I have also compiled a short list of some the things that I think need changing in our understanding of electricity:
1. Electrons should be positively charged. I know it doesnt really matter either way, but it would make much more sense if it was made this way. This error dates back to Benjamin Franklin. We have known for a long time that things move from where there is a higher concentration to where there is a lower concentration (pressure flow). If electrons were said to be positively charged, we could then say that they move from positive to negative. This is all about voltage (potential difference), if there are a group of electrons together, they will move from where there is a surplus (+), to where there is a deficency (-). Of course we would then have to label protons as negative charges.
2. Voltage is simply the electrostatic field strength, it acts as a "pressure" that can cause electrons to move. If there is a difference in electrostatic field strength in a conductor, the electrons will move to try to achieve equilibrium.
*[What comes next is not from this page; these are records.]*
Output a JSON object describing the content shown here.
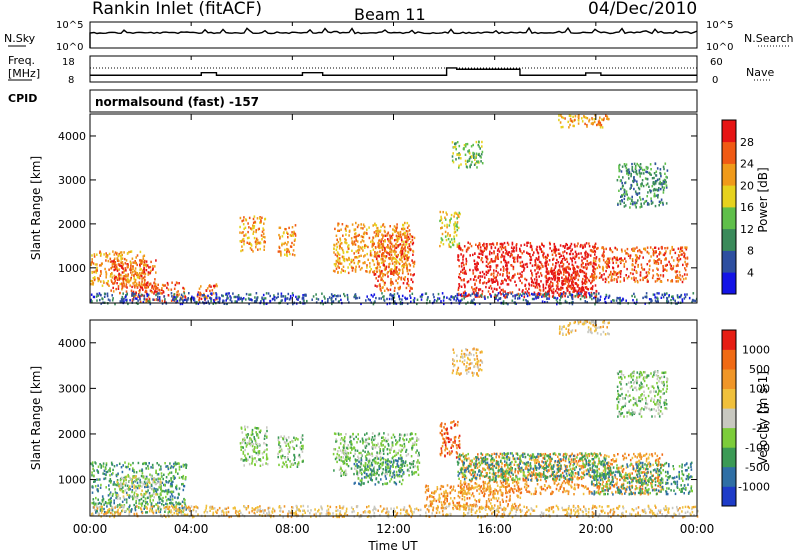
{
  "header": {
    "station": "Rankin Inlet (fitACF)",
    "beam": "Beam 11",
    "date": "04/Dec/2010"
  },
  "nsky": {
    "label": "N.Sky",
    "right_label": "N.Search",
    "y_ticks": [
      "10^5",
      "10^0"
    ]
  },
  "freq": {
    "label_1": "Freq.",
    "label_2": "[MHz]",
    "right_label": "Nave",
    "left_ticks": [
      "18",
      "8"
    ],
    "right_ticks": [
      "60",
      "0"
    ]
  },
  "cpid": {
    "label": "CPID",
    "text": "normalsound (fast) -157"
  },
  "x_axis": {
    "label": "Time UT",
    "ticks": [
      "00:00",
      "04:00",
      "08:00",
      "12:00",
      "16:00",
      "20:00",
      "00:00"
    ]
  },
  "power_panel": {
    "ylabel": "Slant Range [km]",
    "y_ticks": [
      "1000",
      "2000",
      "3000",
      "4000"
    ],
    "colorbar_label": "Power [dB]",
    "colorbar_ticks": [
      "4",
      "8",
      "12",
      "16",
      "20",
      "24",
      "28"
    ],
    "colors": [
      "#1414e6",
      "#2e4fa0",
      "#3a8a5a",
      "#5fbf4a",
      "#e6d21e",
      "#f09a1a",
      "#f05a14",
      "#e61414"
    ]
  },
  "velocity_panel": {
    "ylabel": "Slant Range [km]",
    "y_ticks": [
      "1000",
      "2000",
      "3000",
      "4000"
    ],
    "colorbar_label": "Velocity [m s-1]",
    "colorbar_ticks": [
      "1000",
      "500",
      "100",
      "25",
      "-25",
      "-100",
      "-500",
      "-1000"
    ],
    "colors": [
      "#1e3cc8",
      "#2f6fa5",
      "#3b9a55",
      "#7ccc3a",
      "#c8c8c0",
      "#f0c03c",
      "#f09628",
      "#f06a14",
      "#e61e14"
    ]
  },
  "chart_data": {
    "type": "heatmap",
    "x_range_hours": [
      0,
      24
    ],
    "y_range_km": [
      200,
      4500
    ],
    "freq_mhz": {
      "ylim": [
        8,
        18
      ],
      "steps": [
        {
          "t": 0,
          "v": 10.6
        },
        {
          "t": 4.4,
          "v": 11.6
        },
        {
          "t": 5.0,
          "v": 10.6
        },
        {
          "t": 8.4,
          "v": 11.6
        },
        {
          "t": 9.2,
          "v": 10.6
        },
        {
          "t": 14.1,
          "v": 13.4
        },
        {
          "t": 14.5,
          "v": 12.9
        },
        {
          "t": 17.0,
          "v": 10.6
        },
        {
          "t": 19.6,
          "v": 11.5
        },
        {
          "t": 20.2,
          "v": 10.6
        },
        {
          "t": 24,
          "v": 10.6
        }
      ]
    },
    "scatter_regions_power": [
      {
        "t0": 0.0,
        "t1": 2.2,
        "r0": 600,
        "r1": 1400,
        "level": 5
      },
      {
        "t0": 0.8,
        "t1": 2.6,
        "r0": 450,
        "r1": 1200,
        "level": 6
      },
      {
        "t0": 1.6,
        "t1": 3.8,
        "r0": 250,
        "r1": 700,
        "level": 6
      },
      {
        "t0": 4.2,
        "t1": 5.0,
        "r0": 250,
        "r1": 650,
        "level": 6
      },
      {
        "t0": 5.9,
        "t1": 6.9,
        "r0": 1400,
        "r1": 2200,
        "level": 5
      },
      {
        "t0": 7.4,
        "t1": 8.1,
        "r0": 1300,
        "r1": 2000,
        "level": 5
      },
      {
        "t0": 9.6,
        "t1": 12.6,
        "r0": 900,
        "r1": 2050,
        "level": 5
      },
      {
        "t0": 11.2,
        "t1": 12.8,
        "r0": 500,
        "r1": 1800,
        "level": 6
      },
      {
        "t0": 13.8,
        "t1": 14.6,
        "r0": 1500,
        "r1": 2300,
        "level": 4
      },
      {
        "t0": 14.5,
        "t1": 20.0,
        "r0": 350,
        "r1": 1600,
        "level": 7
      },
      {
        "t0": 17.6,
        "t1": 19.6,
        "r0": 350,
        "r1": 1100,
        "level": 7
      },
      {
        "t0": 19.8,
        "t1": 23.6,
        "r0": 700,
        "r1": 1500,
        "level": 6
      },
      {
        "t0": 14.3,
        "t1": 15.5,
        "r0": 3300,
        "r1": 3900,
        "level": 3
      },
      {
        "t0": 20.8,
        "t1": 22.8,
        "r0": 2400,
        "r1": 3400,
        "level": 2
      },
      {
        "t0": 18.5,
        "t1": 20.5,
        "r0": 4200,
        "r1": 4500,
        "level": 5
      },
      {
        "t0": 0.0,
        "t1": 24.0,
        "r0": 200,
        "r1": 450,
        "level": 1
      }
    ],
    "scatter_regions_velocity": [
      {
        "t0": 0.0,
        "t1": 3.8,
        "r0": 300,
        "r1": 1400,
        "level": 2
      },
      {
        "t0": 1.0,
        "t1": 2.8,
        "r0": 600,
        "r1": 1100,
        "level": 4
      },
      {
        "t0": 5.9,
        "t1": 7.0,
        "r0": 1300,
        "r1": 2200,
        "level": 3
      },
      {
        "t0": 7.4,
        "t1": 8.4,
        "r0": 1300,
        "r1": 2000,
        "level": 3
      },
      {
        "t0": 9.6,
        "t1": 13.0,
        "r0": 1100,
        "r1": 2050,
        "level": 3
      },
      {
        "t0": 10.4,
        "t1": 12.4,
        "r0": 900,
        "r1": 1500,
        "level": 2
      },
      {
        "t0": 13.8,
        "t1": 14.6,
        "r0": 1500,
        "r1": 2300,
        "level": 7
      },
      {
        "t0": 13.2,
        "t1": 17.0,
        "r0": 350,
        "r1": 900,
        "level": 6
      },
      {
        "t0": 14.6,
        "t1": 22.6,
        "r0": 700,
        "r1": 1600,
        "level": 6
      },
      {
        "t0": 14.5,
        "t1": 20.5,
        "r0": 1000,
        "r1": 1600,
        "level": 2
      },
      {
        "t0": 19.8,
        "t1": 23.8,
        "r0": 700,
        "r1": 1400,
        "level": 2
      },
      {
        "t0": 14.3,
        "t1": 15.5,
        "r0": 3300,
        "r1": 3900,
        "level": 5
      },
      {
        "t0": 20.8,
        "t1": 22.8,
        "r0": 2400,
        "r1": 3400,
        "level": 3
      },
      {
        "t0": 18.5,
        "t1": 20.5,
        "r0": 4200,
        "r1": 4500,
        "level": 5
      },
      {
        "t0": 0.0,
        "t1": 24.0,
        "r0": 200,
        "r1": 450,
        "level": 5
      }
    ]
  }
}
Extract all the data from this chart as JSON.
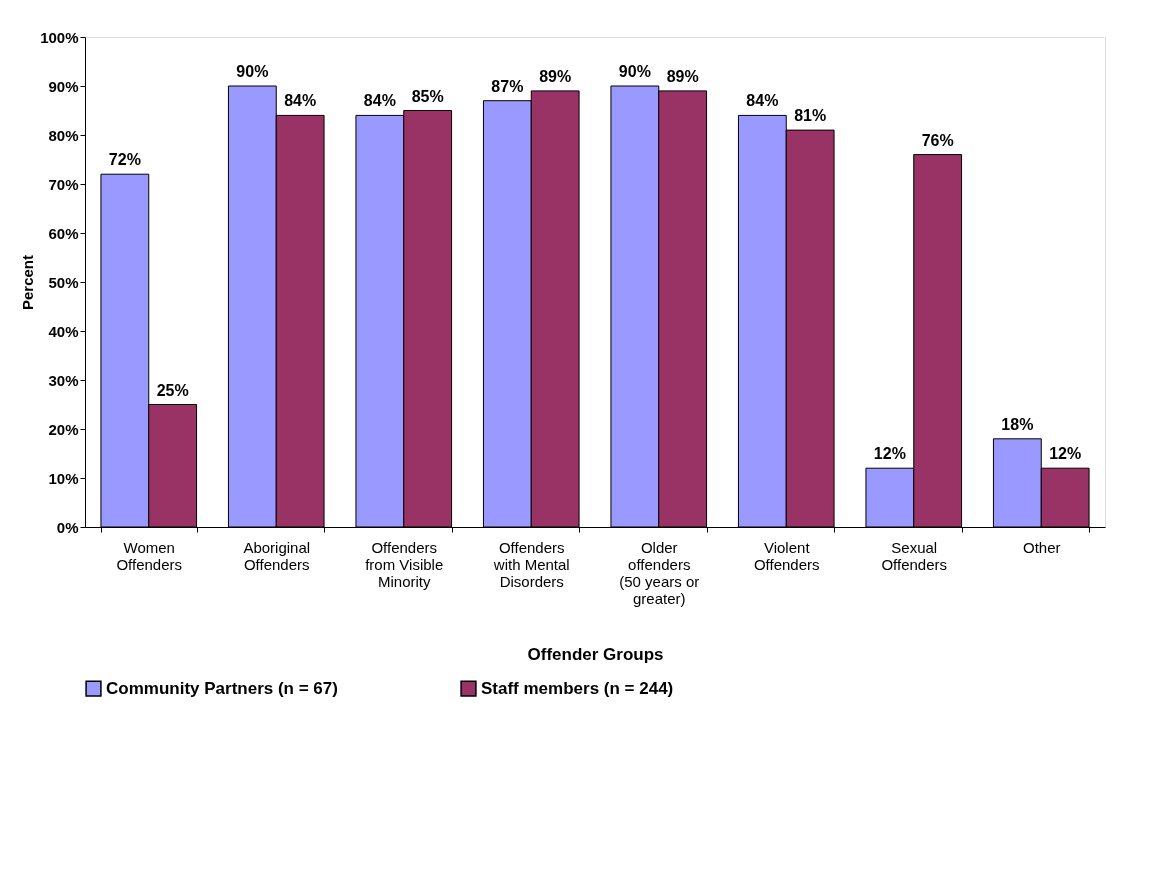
{
  "chart_data": {
    "type": "bar",
    "xlabel": "Offender Groups",
    "ylabel": "Percent",
    "categories": [
      "Women Offenders",
      "Aboriginal Offenders",
      "Offenders from Visible Minority",
      "Offenders with Mental Disorders",
      "Older offenders (50 years or greater)",
      "Violent Offenders",
      "Sexual Offenders",
      "Other"
    ],
    "series": [
      {
        "name": "Community Partners (n = 67)",
        "color": "#9999ff",
        "values": [
          72,
          90,
          84,
          87,
          90,
          84,
          12,
          18
        ],
        "value_labels": [
          "72%",
          "90%",
          "84%",
          "87%",
          "90%",
          "84%",
          "12%",
          "18%"
        ]
      },
      {
        "name": "Staff members (n = 244)",
        "color": "#993366",
        "values": [
          25,
          84,
          85,
          89,
          89,
          81,
          76,
          12
        ],
        "value_labels": [
          "25%",
          "84%",
          "85%",
          "89%",
          "89%",
          "81%",
          "76%",
          "12%"
        ]
      }
    ],
    "ylim": [
      0,
      100
    ],
    "yticks": [
      {
        "value": 0,
        "label": "0%"
      },
      {
        "value": 10,
        "label": "10%"
      },
      {
        "value": 20,
        "label": "20%"
      },
      {
        "value": 30,
        "label": "30%"
      },
      {
        "value": 40,
        "label": "40%"
      },
      {
        "value": 50,
        "label": "50%"
      },
      {
        "value": 60,
        "label": "60%"
      },
      {
        "value": 70,
        "label": "70%"
      },
      {
        "value": 80,
        "label": "80%"
      },
      {
        "value": 90,
        "label": "90%"
      },
      {
        "value": 100,
        "label": "100%"
      }
    ],
    "grid": false,
    "legend": "bottom"
  }
}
3. Does the energy move inside or outside the wire? Personally im not quite sure at present, but many engineers are telling me that it does. They say that the energy travels virtually directly from the source to the load via electromagnetic waves. The electrons basically act as a waveguide for them. However im not totally convinced, does anyone here have an opinion on that?
4. I highly doubt that superconductivity is a quantum mechanical phenomenom. I think that once an even better understanding of electricity and matter is obtained, we will be able to explain it without QM.